After graduating from Northwestern with a B.A. in political science in 1971, Jefferson Paterson went on to earn her J.D. from the U.C. Berkeley School of Law. As a young lawyer and activist, she worked under the Alameda County Legal Aid Society and cofounded the Oakland battered women's shelter A Safe Place, which remains in operation today.
As Executive Director of the Lawyers' Committee for Civil Rights, Jefferson Paterson went on to litigate a number of important class-action civil rights claims, including a successful suit against the San Francisco Fire Department for race and gender discrimination.

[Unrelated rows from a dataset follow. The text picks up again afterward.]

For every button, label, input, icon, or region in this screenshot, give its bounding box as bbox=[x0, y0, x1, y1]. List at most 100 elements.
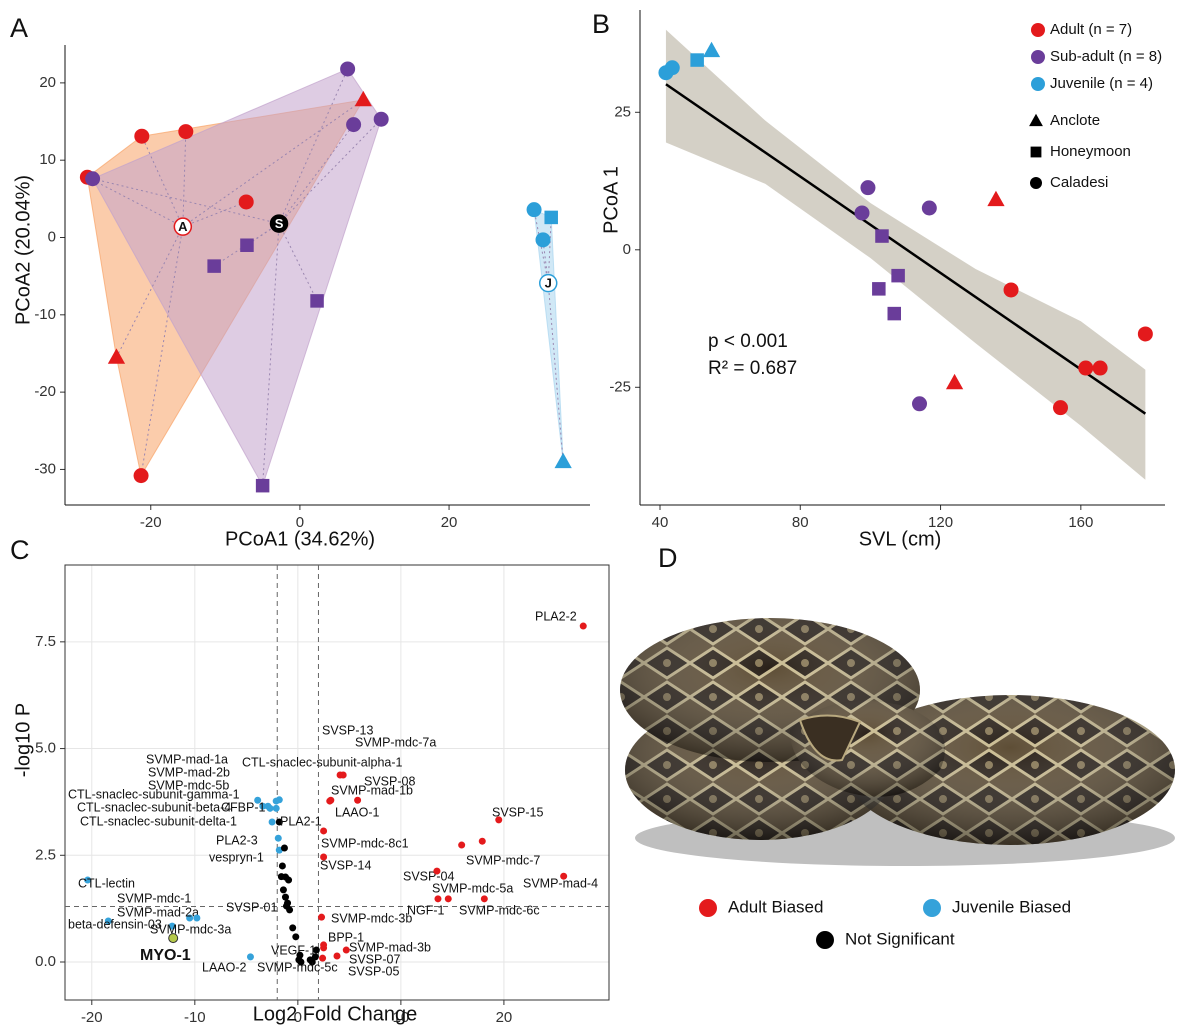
point-label: SVMP-mdc-8c1 bbox=[321, 836, 409, 850]
centroid-label: A bbox=[178, 219, 188, 234]
legend-swatch bbox=[1031, 147, 1042, 158]
point bbox=[276, 796, 283, 803]
point bbox=[888, 307, 902, 321]
point bbox=[1093, 361, 1108, 376]
x-axis-title: PCoA1 (34.62%) bbox=[225, 528, 375, 550]
legend-swatch bbox=[1031, 77, 1045, 91]
y-axis-title: PCoA 1 bbox=[600, 166, 622, 234]
point bbox=[281, 845, 288, 852]
x-tick-label: 20 bbox=[496, 1009, 513, 1026]
centroid-label: J bbox=[545, 276, 552, 291]
point bbox=[134, 129, 149, 144]
point bbox=[267, 805, 274, 812]
legend-label: Juvenile Biased bbox=[952, 897, 1071, 916]
legend-label: Honeymoon bbox=[1050, 143, 1131, 160]
point-label: LAAO-1 bbox=[335, 805, 380, 819]
point bbox=[239, 194, 254, 209]
y-axis-title: PCoA2 (20.04%) bbox=[12, 175, 34, 325]
annotation: R² = 0.687 bbox=[708, 358, 797, 379]
highlight-label: MYO-1 bbox=[140, 947, 191, 964]
point-label: SVMP-mad-1a bbox=[146, 752, 228, 766]
point-label: SVMP-mdc-1 bbox=[117, 891, 191, 905]
snake-illustration bbox=[620, 618, 1175, 866]
point-label: CTL-lectin bbox=[78, 876, 135, 890]
point-label: PLA2-1 bbox=[280, 814, 322, 828]
point-label: vespryn-1 bbox=[209, 850, 264, 864]
point bbox=[854, 205, 869, 220]
group-hull bbox=[534, 210, 563, 462]
point-label: SVMP-mdc-6c bbox=[459, 903, 540, 917]
point bbox=[286, 906, 293, 913]
point bbox=[860, 180, 875, 195]
point bbox=[297, 959, 304, 966]
point bbox=[320, 941, 327, 948]
legend-label: Sub-adult (n = 8) bbox=[1050, 48, 1162, 65]
y-tick-label: 5.0 bbox=[35, 740, 56, 757]
point-label: SVMP-mad-1b bbox=[331, 783, 413, 797]
point bbox=[273, 805, 280, 812]
centroid-label: S bbox=[275, 216, 284, 231]
annotation: p < 0.001 bbox=[708, 331, 788, 352]
legend-label: Not Significant bbox=[845, 929, 955, 948]
x-axis-title: SVL (cm) bbox=[859, 528, 942, 550]
point-label: CTL-snaclec-subunit-delta-1 bbox=[80, 814, 237, 828]
point-label: CTL-snaclec-subunit-alpha-1 bbox=[242, 755, 403, 769]
point bbox=[340, 61, 355, 76]
point-label: SVSP-05 bbox=[348, 964, 399, 978]
point-label: SVMP-mdc-7 bbox=[466, 853, 540, 867]
point-label: SVMP-mad-2b bbox=[148, 765, 230, 779]
point bbox=[536, 232, 551, 247]
legend-swatch bbox=[1031, 50, 1045, 64]
point-label: NGF-1 bbox=[407, 903, 445, 917]
point bbox=[292, 933, 299, 940]
point bbox=[374, 112, 389, 127]
point bbox=[987, 191, 1004, 206]
point bbox=[433, 868, 440, 875]
legend-swatch bbox=[1031, 23, 1045, 37]
point bbox=[346, 117, 361, 132]
point bbox=[285, 877, 292, 884]
point bbox=[458, 842, 465, 849]
y-tick-label: 10 bbox=[39, 151, 56, 168]
point bbox=[1078, 361, 1093, 376]
point bbox=[207, 259, 221, 273]
panel-letter: B bbox=[592, 9, 610, 39]
panel-letter: C bbox=[10, 535, 30, 565]
y-tick-label: 0.0 bbox=[35, 953, 56, 970]
point bbox=[354, 797, 361, 804]
point bbox=[275, 835, 282, 842]
point bbox=[340, 772, 347, 779]
point bbox=[310, 294, 324, 308]
point bbox=[1004, 282, 1019, 297]
point bbox=[703, 42, 720, 57]
point-label: SVMP-mdc-3b bbox=[331, 911, 412, 925]
point bbox=[946, 374, 963, 389]
point bbox=[282, 894, 289, 901]
point bbox=[872, 282, 886, 296]
point-label: SVMP-mdc-7a bbox=[355, 735, 436, 749]
legend-swatch bbox=[699, 899, 717, 917]
point bbox=[178, 124, 193, 139]
y-tick-label: -20 bbox=[34, 383, 56, 400]
y-tick-label: -10 bbox=[34, 306, 56, 323]
confidence-band bbox=[666, 30, 1145, 480]
legend-label: Anclote bbox=[1050, 112, 1100, 129]
point bbox=[320, 827, 327, 834]
figure: -20020-30-20-1001020ASJ4080120160-25025A… bbox=[0, 0, 1184, 1027]
y-tick-label: 2.5 bbox=[35, 846, 56, 863]
legend-swatch bbox=[1029, 114, 1043, 126]
point-label: PLA2-2 bbox=[535, 609, 577, 623]
point bbox=[85, 171, 100, 186]
point-label: CTL-snaclec-subunit-gamma-1 bbox=[68, 787, 240, 801]
point bbox=[269, 818, 276, 825]
legend-label: Caladesi bbox=[1050, 174, 1108, 191]
y-tick-label: 7.5 bbox=[35, 633, 56, 650]
point bbox=[891, 269, 905, 283]
point bbox=[193, 915, 200, 922]
panel-letter: D bbox=[658, 543, 678, 573]
point bbox=[284, 900, 291, 907]
point bbox=[445, 895, 452, 902]
point bbox=[912, 396, 927, 411]
y-tick-label: 20 bbox=[39, 74, 56, 91]
point bbox=[289, 924, 296, 931]
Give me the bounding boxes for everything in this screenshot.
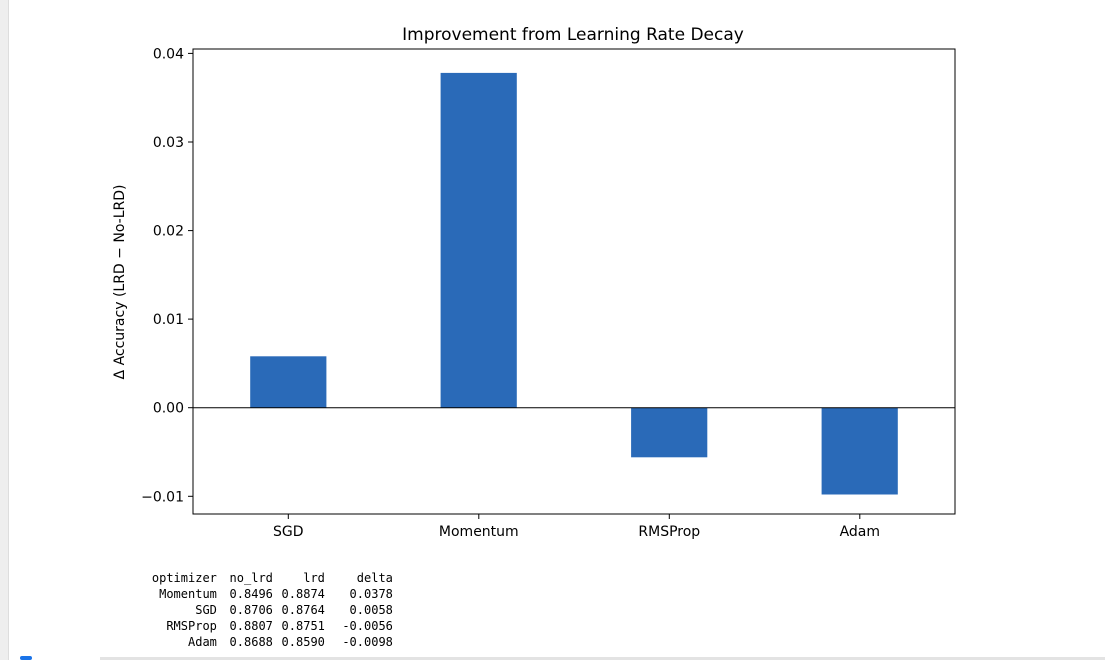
table-header-cell: no_lrd: [229, 571, 273, 585]
table-header-row: optimizer no_lrd lrd delta: [108, 554, 393, 585]
bars-group: [250, 72, 898, 495]
x-ticks-group: SGD Momentum RMSProp Adam: [273, 514, 880, 540]
table-cell: -0.0098: [342, 635, 393, 649]
left-gutter: [0, 0, 9, 660]
table-cell: 0.0058: [349, 603, 393, 617]
table-cell: SGD: [195, 603, 217, 617]
cell-indicator-icon: [20, 656, 32, 660]
table-header-cell: optimizer: [151, 571, 217, 585]
table-cell: RMSProp: [166, 619, 217, 633]
table-cell: 0.8751: [281, 619, 325, 633]
table-cell: 0.0378: [349, 587, 393, 601]
table-cell: 0.8496: [229, 587, 273, 601]
bar-adam: [821, 407, 898, 495]
y-tick-label: 0.01: [153, 312, 184, 328]
table-cell: -0.0056: [342, 619, 393, 633]
y-tick-label: 0.00: [153, 401, 184, 417]
bar-sgd: [250, 356, 327, 408]
table-cell: Adam: [188, 635, 217, 649]
table-cell: 0.8706: [229, 603, 273, 617]
table-row: RMSProp 0.8807 0.8751 -0.0056: [108, 602, 393, 633]
bar-chart: Improvement from Learning Rate Decay Δ A…: [112, 25, 956, 540]
bar-rmsprop: [631, 407, 708, 458]
chart-title: Improvement from Learning Rate Decay: [402, 25, 744, 45]
table-cell: 0.8688: [229, 635, 273, 649]
y-tick-label: −0.01: [141, 489, 184, 505]
table-cell: 0.8874: [281, 587, 325, 601]
table-row: Momentum 0.8496 0.8874 0.0378: [108, 570, 393, 601]
table-cell: 0.8590: [281, 635, 325, 649]
x-tick-label: Adam: [840, 524, 880, 540]
y-axis-label: Δ Accuracy (LRD − No-LRD): [112, 185, 128, 380]
table-cell: 0.8807: [229, 619, 273, 633]
table-header-cell: lrd: [303, 571, 325, 585]
y-ticks-group: −0.01 0.00 0.01 0.02 0.03 0.04: [141, 46, 193, 505]
y-tick-label: 0.04: [153, 46, 184, 62]
x-tick-label: Momentum: [439, 524, 519, 540]
horizontal-scrollbar[interactable]: [100, 657, 1105, 660]
table-cell: 0.8764: [281, 603, 325, 617]
table-row: SGD 0.8706 0.8764 0.0058: [108, 586, 393, 617]
y-tick-label: 0.03: [153, 135, 184, 151]
table-row: Adam 0.8688 0.8590 -0.0098: [108, 618, 393, 649]
x-tick-label: RMSProp: [638, 524, 700, 540]
x-tick-label: SGD: [273, 524, 304, 540]
dataframe-output: optimizer no_lrd lrd delta Momentum 0.8496 0.…: [108, 554, 393, 649]
bar-momentum: [440, 72, 517, 408]
plot-frame: [192, 48, 956, 515]
table-cell: Momentum: [159, 587, 217, 601]
y-tick-label: 0.02: [153, 224, 184, 240]
table-header-cell: delta: [356, 571, 393, 585]
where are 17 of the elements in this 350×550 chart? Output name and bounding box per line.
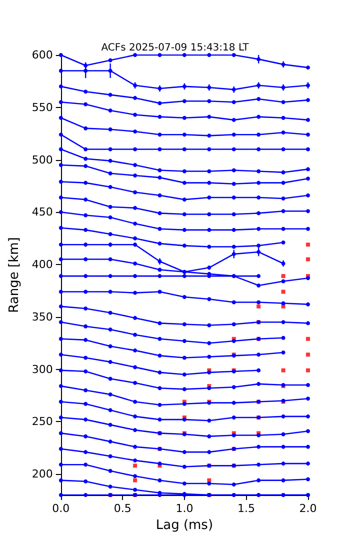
y-tick-label: 500 xyxy=(32,153,53,166)
y-tick-label: 600 xyxy=(32,48,53,62)
x-tick-label: 2.0 xyxy=(299,502,317,515)
x-tick-label: 0.5 xyxy=(114,502,132,515)
y-tick-label: 300 xyxy=(32,362,53,376)
chart-title: ACFs 2025-07-09 15:43:18 LT xyxy=(101,42,250,54)
y-tick-label: 450 xyxy=(32,206,53,219)
y-tick-label: 250 xyxy=(32,415,53,428)
y-axis-title: Range [km] xyxy=(7,237,22,313)
y-tick-label: 350 xyxy=(32,310,53,324)
x-axis-title: Lag (ms) xyxy=(156,518,214,533)
x-tick-label: 1.5 xyxy=(237,502,255,515)
x-tick-label: 1.0 xyxy=(176,502,194,515)
y-tick-label: 550 xyxy=(32,100,53,114)
x-tick-label: 0.0 xyxy=(52,502,70,515)
y-tick-label: 400 xyxy=(32,258,53,272)
y-tick-label: 200 xyxy=(32,468,53,481)
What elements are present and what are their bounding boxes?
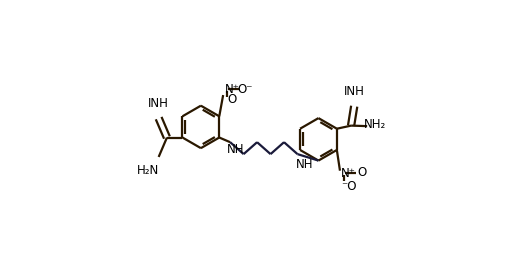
Text: N⁺: N⁺ — [224, 83, 239, 96]
Text: INH: INH — [148, 97, 169, 110]
Text: O: O — [357, 166, 367, 179]
Text: INH: INH — [344, 85, 365, 98]
Text: NH: NH — [296, 158, 314, 171]
Text: O: O — [227, 93, 236, 106]
Text: NH: NH — [227, 143, 245, 156]
Text: H₂N: H₂N — [137, 164, 159, 177]
Text: O⁻: O⁻ — [238, 83, 253, 96]
Text: NH₂: NH₂ — [364, 118, 387, 131]
Text: N⁺: N⁺ — [341, 167, 356, 180]
Text: ⁻O: ⁻O — [341, 180, 356, 193]
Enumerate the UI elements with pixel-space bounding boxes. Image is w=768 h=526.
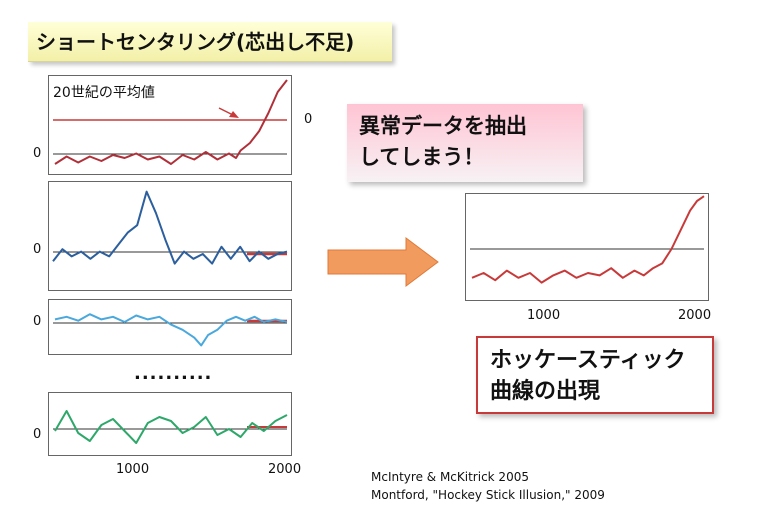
right-arrow-icon	[327, 237, 439, 287]
references: McIntyre & McKitrick 2005 Montford, "Hoc…	[371, 468, 605, 504]
p1-series-line	[54, 79, 288, 165]
panel-1-right-zero-label: 0	[304, 112, 313, 127]
callout-anomaly: 異常データを抽出 してしまう！	[347, 104, 583, 182]
panel-4-svg	[53, 410, 288, 444]
panel-4-tick-2000: 2000	[268, 462, 302, 477]
panel-2-zero-label: 0	[33, 242, 42, 257]
panel-2-series	[52, 190, 288, 265]
panel-3-series	[54, 313, 288, 347]
panel-3-chart	[48, 299, 292, 355]
result-svg	[470, 195, 705, 284]
panel-3-zero-label: 0	[33, 314, 42, 329]
panel-1-series	[54, 79, 288, 165]
reference-2: Montford, "Hockey Stick Illusion," 2009	[371, 488, 605, 502]
reference-1: McIntyre & McKitrick 2005	[371, 470, 529, 484]
result-tick-2000: 2000	[678, 308, 712, 323]
callout-hockey-stick: ホッケースティック 曲線の出現	[476, 336, 714, 414]
panel-1-chart: 20世紀の平均値	[48, 75, 292, 175]
panel-1-svg	[53, 79, 288, 165]
title-banner: ショートセンタリング(芯出し不足)	[28, 22, 392, 62]
callout-anomaly-line-1: 異常データを抽出	[359, 114, 527, 138]
p3-series-line	[54, 313, 288, 347]
callout-anomaly-line-2: してしまう！	[359, 145, 485, 169]
ellipsis-dots: ..........	[134, 363, 213, 384]
panel-1-arrow-head	[229, 111, 239, 118]
panel-1-zero-label: 0	[33, 146, 42, 161]
callout-hockey-line-1: ホッケースティック	[490, 348, 686, 373]
result-tick-1000: 1000	[527, 308, 561, 323]
result-series	[471, 195, 705, 284]
title-text: ショートセンタリング(芯出し不足)	[36, 30, 355, 54]
panel-2-chart	[48, 181, 292, 291]
panel-4-zero-label: 0	[33, 427, 42, 442]
p4-series-line	[54, 410, 288, 444]
panel-4-chart	[48, 392, 292, 456]
callout-hockey-line-2: 曲線の出現	[490, 379, 601, 404]
result-chart	[465, 193, 709, 301]
r-series-line	[471, 195, 705, 284]
panel-4-series	[54, 410, 288, 444]
panel-2-svg	[52, 190, 288, 265]
p2-series-line	[52, 190, 288, 265]
panel-1-annotation: 20世紀の平均値	[53, 85, 155, 101]
panel-4-tick-1000: 1000	[116, 462, 150, 477]
panel-3-svg	[53, 313, 288, 347]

She also helmed efforts to provide pro bono legal services for low-income individuals in the Bay Area.
Jefferson Paterson then served as cofounder and chair of the California Civil Rights Commission, where she helped lead statewide campaigns against the death penalty, juvenile incarceration, discrimination against gays and lesbians, and a number of anti-immigrant and -affirmative action ballot propositions.
She currently serves as the cofounding president of the Equal Justice Society, whose mission is to "transform the nation's consciousness on race through law, social science, and the arts." In particular, they aim to broaden social and legal definitions of discrimination to include unconscious and structural forms of bias. Alongside these efforts, she has served as Vice President of the National Board of Directors of the American Civil Liberties Union and as chair of the San Francisco Bar Association Foundation and the nonprofit women's rights organization Equal Rights Advocates.
In addition to writing a number of articles on pro bono legal services, affirmative action, and legal responses to domestic violence, Jefferson Paterson coauthored an amicus brief in the influential Supreme Court case, Grutter v. Bollinger, which upheld the University of Michigan's race-conscious admissions policy, and has served as co-counsel in many civil rights cases.